As the module “individual profiling” in university, I created reinforcement learning agent working only on visual inputs, which could generally control anything on the computer. It was mainly built to play a certain video game, but can (in theory) generalize to do anything with visual input. It just needs an interface class to be written which converts the outputs to the desired thing to do.
For more information, visit the GitHub repo of the project (there is also in-depth documentation of the creation of the project).
Here are the two main examples used to show the best progress in two different games:
1. Driving nightmare (a game jam game created by a team of three people including me)
This diagram shows the learning progress over 1600 iterations. The green line representing how long each run was (the higher the better) with the yellow line showing the average. The “loss” in blue being how far off the model thinks it is from the expected result.
2. A simple Flappy bird like program built specifically for the AI. The flappy bird game can be advanced by code in specific steps, so it can wait for a slower working network without dropping any inputs.
In our second gamjam with godot, we formed a team of 4. The jam was “Mini Jame Gam #30“, and for it we created a tower defence game.
The gimmick is, that you can’t go too far away of the towers or they’re losing signal and stop firing. There are relay towers available to increase that range locally, but they’re expensive.
The university I was a student at has a bunch of Turtlebot3 for student projects. And they got upgraded with a Jetson nano instead of the stock Raspberry Pi it had originally. After one student project on the new platform, it was clear that the Jetson nanos were good for calculating AI stuff, but terrible for reliability. So there was a plan to bring back the Raspberry Pis, but also keep the Jetson Nanos.

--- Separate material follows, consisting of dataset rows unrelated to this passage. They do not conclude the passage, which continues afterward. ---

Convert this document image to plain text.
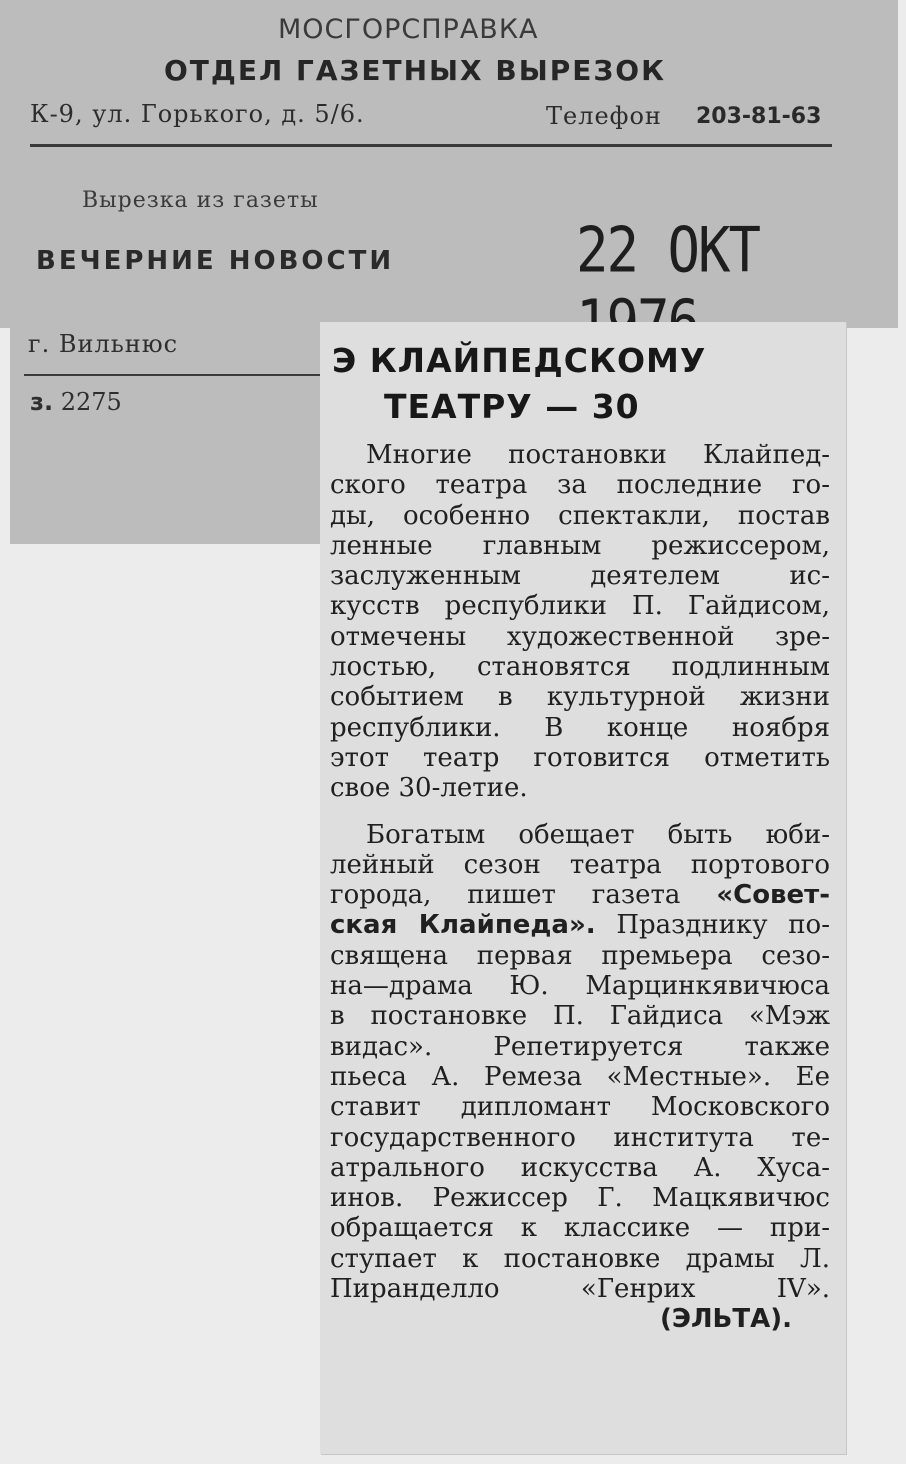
МОСГОРСПРАВКА
ОТДЕЛ ГАЗЕТНЫХ ВЫРЕЗОК
К-9, ул. Горького, д. 5/6.	Телефон 203-81-63
Вырезка из газеты
ВЕЧЕРНИЕ НОВОСТИ	22 ОКТ
г. Вильнюс
з. 2275
Э КЛАЙПЕДСКОМУ
ТЕАТРУ — 30
Многие постановки Клайпед-
ского театра за последние го-
ды, особенно спектакли, постав
ленные главным режиссером,
заслуженным деятелем ис-
кусств республики П. Гайдисом,
отмечены художественной зре-
лостью, становятся подлинным
событием в культурной жизни
республики. В конце ноября
этот театр готовится отметить
свое 30-летие.
Богатым обещает быть юби-
лейный сезон театра портового
города, пишет газета «Совет-
ская Клайпеда». Празднику по-
священа первая премьера сезо-
на—драма Ю. Марцинкявичюса
в постановке П. Гайдиса «Мэж
видас». Репетируется также
пьеса А. Ремеза «Местные». Ее
ставит дипломант Московского
государственного института те-
атрального искусства А. Хуса-
инов. Режиссер Г. Мацкявичюс
обращается к классике — при-
ступает к постановке драмы Л.
Пиранделло «Генрих IV».
(ЭЛЬТА).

This was the initial rebuild:
This setup now has: – two motors – the OpenCR Board 1.0 for motor and battery control – A Raspberry Pi 4 4gb as the Robot brain with Ubuntu 22.04 and ROS Humble – A Jetson Nano for AI and Image operations – Various sensors (ultrasonic, button, fisheye camera, 2d lidar, imu)
This prototype later got specific instructions what to screw in where, and short enough cables so they could be managed inside the robot. Another caveat that later popped up was that the power cables for the jetson nano were too thin, so a brown out occurred on power spikes. This was remedied by using the original barrel jack cables cut open and soldered in the place of the cables.

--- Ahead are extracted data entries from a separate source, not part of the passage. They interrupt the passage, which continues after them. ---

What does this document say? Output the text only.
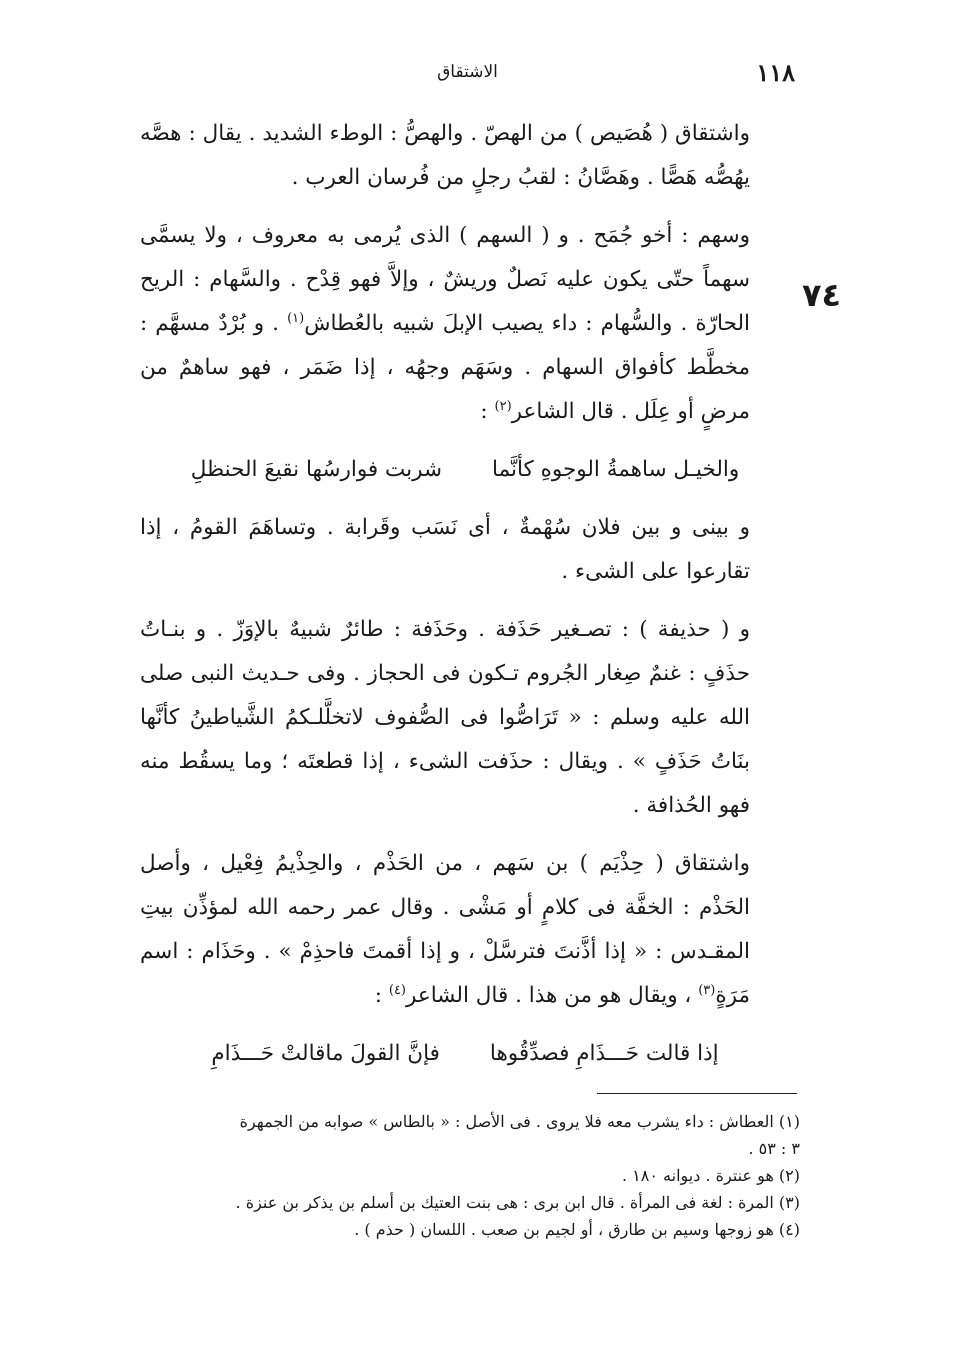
١١٨
الاشتقاق
٧٤

واشتقاق ( هُصَيص ) من الهصّ . والهصُّ : الوطء الشديد . يقال : هصَّه يهُصُّه هَصًّا . وهَصَّانُ : لقبُ رجلٍ من فُرسان العرب .

وسهم : أخو جُمَح . و ( السهم ) الذى يُرمى به معروف ، ولا يسمَّى سهماً حتّى يكون عليه نَصلٌ وريشٌ ، وإلاَّ فهو قِدْح . والسَّهام : الريح الحارّة . والسُّهام : داء يصيب الإبلَ شبيه بالعُطاش$^{(١)}$ . و بُرْدٌ مسهَّم : مخطَّط كأفواق السهام . وسَهَم وجهُه ، إذا ضَمَر ، فهو ساهمٌ من مرضٍ أو عِلَل . قال الشاعر$^{(٢)}$ :

والخيـل ساهمةُ الوجوهِ كأنَّما
شربت فوارسُها نقيعَ الحنظلِ

و بينى و بين فلان سُهْمةٌ ، أى نَسَب وقَرابة . وتساهَمَ القومُ ، إذا تقارعوا على الشىء .

و ( حذيفة ) : تصـغير حَذَفة . وحَذَفة : طائرٌ شبيهٌ بالإوَزّ . و بنـاتُ حذَفٍ : غنمٌ صِغار الجُروم تـكون فى الحجاز . وفى حـديث النبى صلى الله عليه وسلم : « تَرَاصُّوا فى الصُّفوف لاتخلَّلـكمُ الشَّياطينُ كأنَّها بنَاتُ حَذَفٍ » . ويقال : حذَفت الشىء ، إذا قطعتَه ؛ وما يسقُط منه فهو الحُذافة .

واشتقاق ( حِذْيَم ) بن سَهم ، من الحَذْم ، والحِذْيمُ فِعْيل ، وأصل الحَذْم : الخفَّة فى كلامٍ أو مَشْى . وقال عمر رحمه الله لمؤذِّن بيتِ المقـدس : « إذا أذَّنتَ فترسَّلْ ، و إذا أقمتَ فاحذِمْ » . وحَذَام : اسم مَرَةٍ$^{(٣)}$ ، ويقال هو من هذا . قال الشاعر$^{(٤)}$ :

إذا قالت حَـــذَامِ فصدِّقُوها
فإنَّ القولَ ماقالتْ حَـــذَامِ

(١) العطاش : داء يشرب معه فلا يروى . فى الأصل : « بالطاس » صوابه من الجمهرة

٣ : ٥٣ .

(٢) هو عنترة . ديوانه ١٨٠ .

(٣) المرة : لغة فى المرأة . قال ابن برى : هى بنت العتيك بن أسلم بن يذكر بن عنزة .

(٤) هو زوجها وسيم بن طارق ، أو لجيم بن صعب . اللسان ( حذم ) .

For this jam, we – a team of 4 – wanted to try the first jam with Godot instead of Unity. This was on the aftermath of the Unity pricing changes, so we wanted to finally give Godot a try.
In Life Support, you have to survive in your fragile submarine until you manage to surface. During your ascent your submarine is getting attacked by something, which you can temporarily scare off with the underwater siren.